Lereo: La apuesta más personal de un veterano

Lereo: La apuesta más personal de un veterano
DANIEL MALDONADO

El proyecto de Armando Herranz en Málaga capital, reivindica el guiso y la barra clásica de la mano del chef Miguel González

Esperanza Peláez
ESPERANZA PELÁEZ

Con el lema de 'Cocina de costumbres', el restaurador Armando Herranz puso en marcha su proyecto personal, Lereo, después de años dirigiendo Frutos, gran clásico de la restauración malagueña (ahora con su hermano Carlos al frente). Lereo ocupa el antiguo local de La Taberna del Herrero, puesto al día en una remodelación que ha transformado las cocinas y respetado en la decoración el estilo anterior, pero aportando luminosidad con paredes en blanco. La barra sigue ocupando un espacio importante, y Herranz ha querido revitalizarla ofreciendo la posibilidad de disfrutar en formato de tapa de buena parte de la carta.

Más detalles

Dirección
C/ Compositor Lehmberg Ruiz, 28
Teléfono
952916607
Cierra
Domingo
Precios
Ensaladilla rusa: 6 (M) / 10 € - Bacalao al pil pil: 20 € - Boquerones ahumados: 1,50 € (T), 6 € (M), 10 € (R)
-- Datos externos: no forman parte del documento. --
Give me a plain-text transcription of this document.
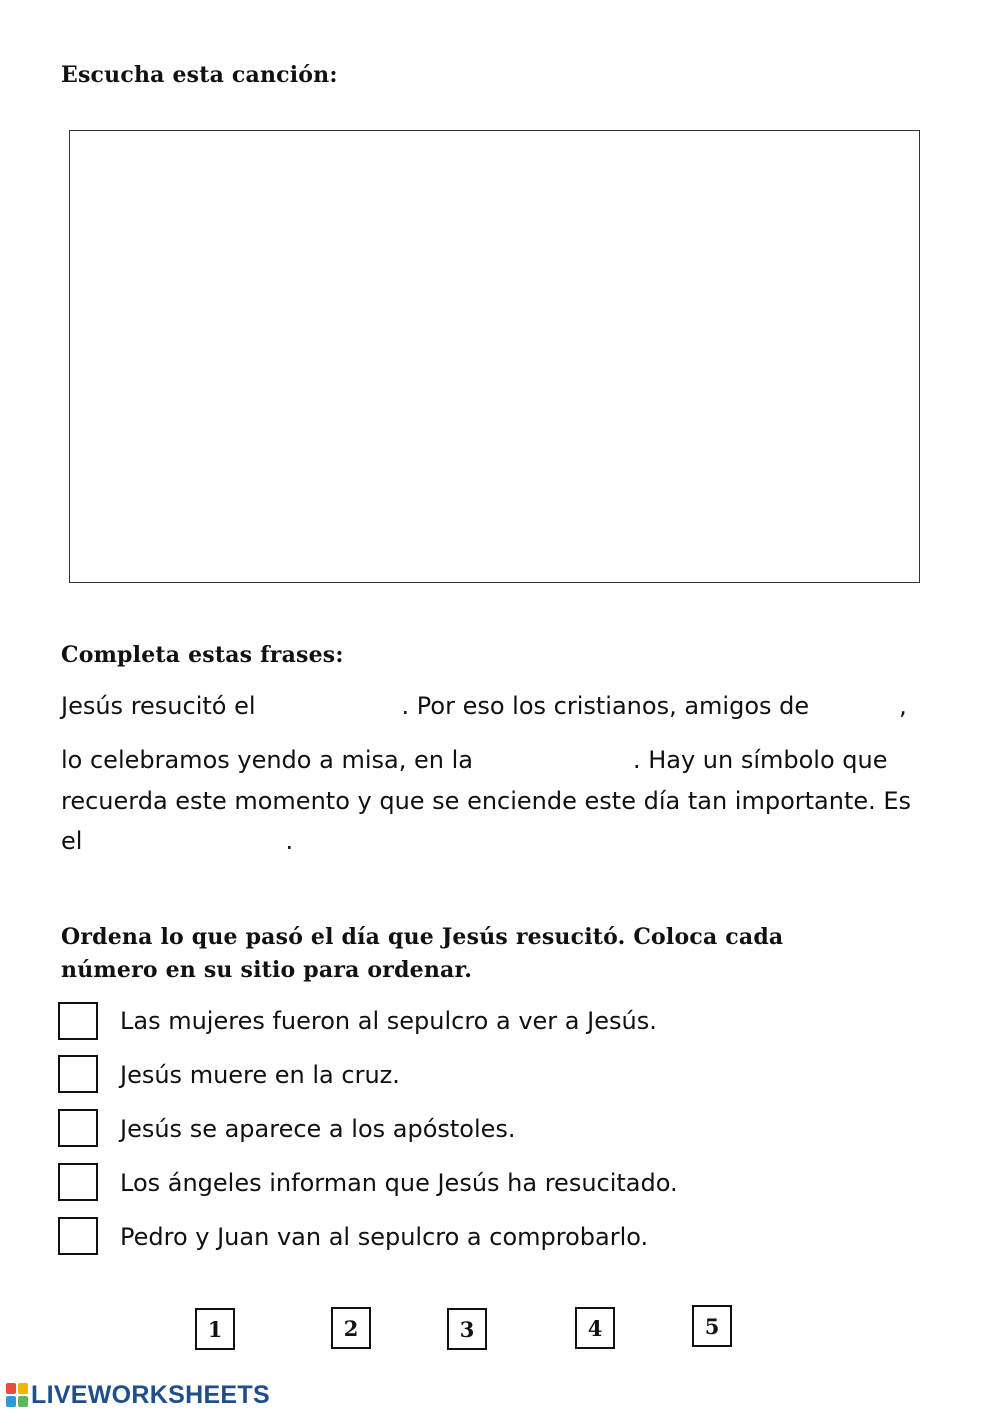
Escucha esta canción:
Completa estas frases:
Jesús resucitó el	. Por eso los cristianos, amigos de	,
lo celebramos yendo a misa, en la	. Hay un símbolo que
recuerda este momento y que se enciende este día tan importante. Es
el	.
Ordena lo que pasó el día que Jesús resucitó. Coloca cada
número en su sitio para ordenar.
Las mujeres fueron al sepulcro a ver a Jesús.
Jesús muere en la cruz.
Jesús se aparece a los apóstoles.
Los ángeles informan que Jesús ha resucitado.
Pedro y Juan van al sepulcro a comprobarlo.
1	2	3	4	5
LIVEWORKSHEETS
Carta que rinde homenaje a la cocina de producto, pero sobre todo de guiso bien hecho, especialmente desde la incorporación al equipo de Miguel González, cocinero asturiano que ya había trabajado con Herranz en Frutos y que aquí brilla en todo su esplendor, tanto en propuestas aparentemente simples pero de gran solvencia técnica como los boquerones ahumados, imprescindibles para tapeo o aperitivo, con un punto justo de curación y de humo, como en la sección de 'cuchareo', con unos sabrosos e impecables callos de bacalao, callos a la marinera, verdinas con langostinos o una nueva receta introducida ahora, el arroz caldoso de chivo al ajillo, con un fondo que resucita a un muerto.

DANIEL MALDONADO

Sección de cuchara que en verano acoge también platos refrescantes, como la porra o un cremoso ajoblanco con gelatina de moscatel de naranja. Herranz tenía el empeño de marcar diferencias con la casa familiar, pero hay dos platos que por demanda de la clientela ha rescatado de Frutos: uno, la famosa ensaladilla rusa, y otro, el steak tartar, elaborado por él en sala, con la única variante de que en el toque de licor el whisky se sustituye por el brandy 1885 de Málaga Virgen.

Otra pequeña concesión, en este caso a la modernidad, ha sido la introducción de una minihamburguesa, para la que utiliza magro de cerdo ibérico puro de bellota de La Dehesa de los Monteros, dando como resultado un bocado de carne roja de gran altura pese a la informalidad del formato. En el apartado de pescados, el rey es el bacalao al pil-pil, que Miguel González borda, igual que las distintas propuestas de chivo lechal malagueño, desde la paletilla asada al lingote en su jugo con cuscús. También hay pescado y marisco, y carnes rojas a la brasa.

Desayunos y grupos

Una novedad en Lereo ha sido la introducción de desayunos, con una oferta de calidad y el incentivo de que sellando el bono una serie de días se obtiene una tapa con bebida por cortesía de la casa. Para eventos y celebraciones privadas dispone de varios espacios reservados, donde se ofrecen menús a medida.

En los postres se mantiene el clasicismo, con bocados suculentos como las filloas de naranja y chocolate y otros más refrescantes como el gin tonic granizado. La carta de vinos carece del fondo de bodega de Frutos, pero está muy cuidada en todas las tipologías, incluyendo generosos y espumosos. La sala, con Pedro Padilla, ha dado un salto en calidad.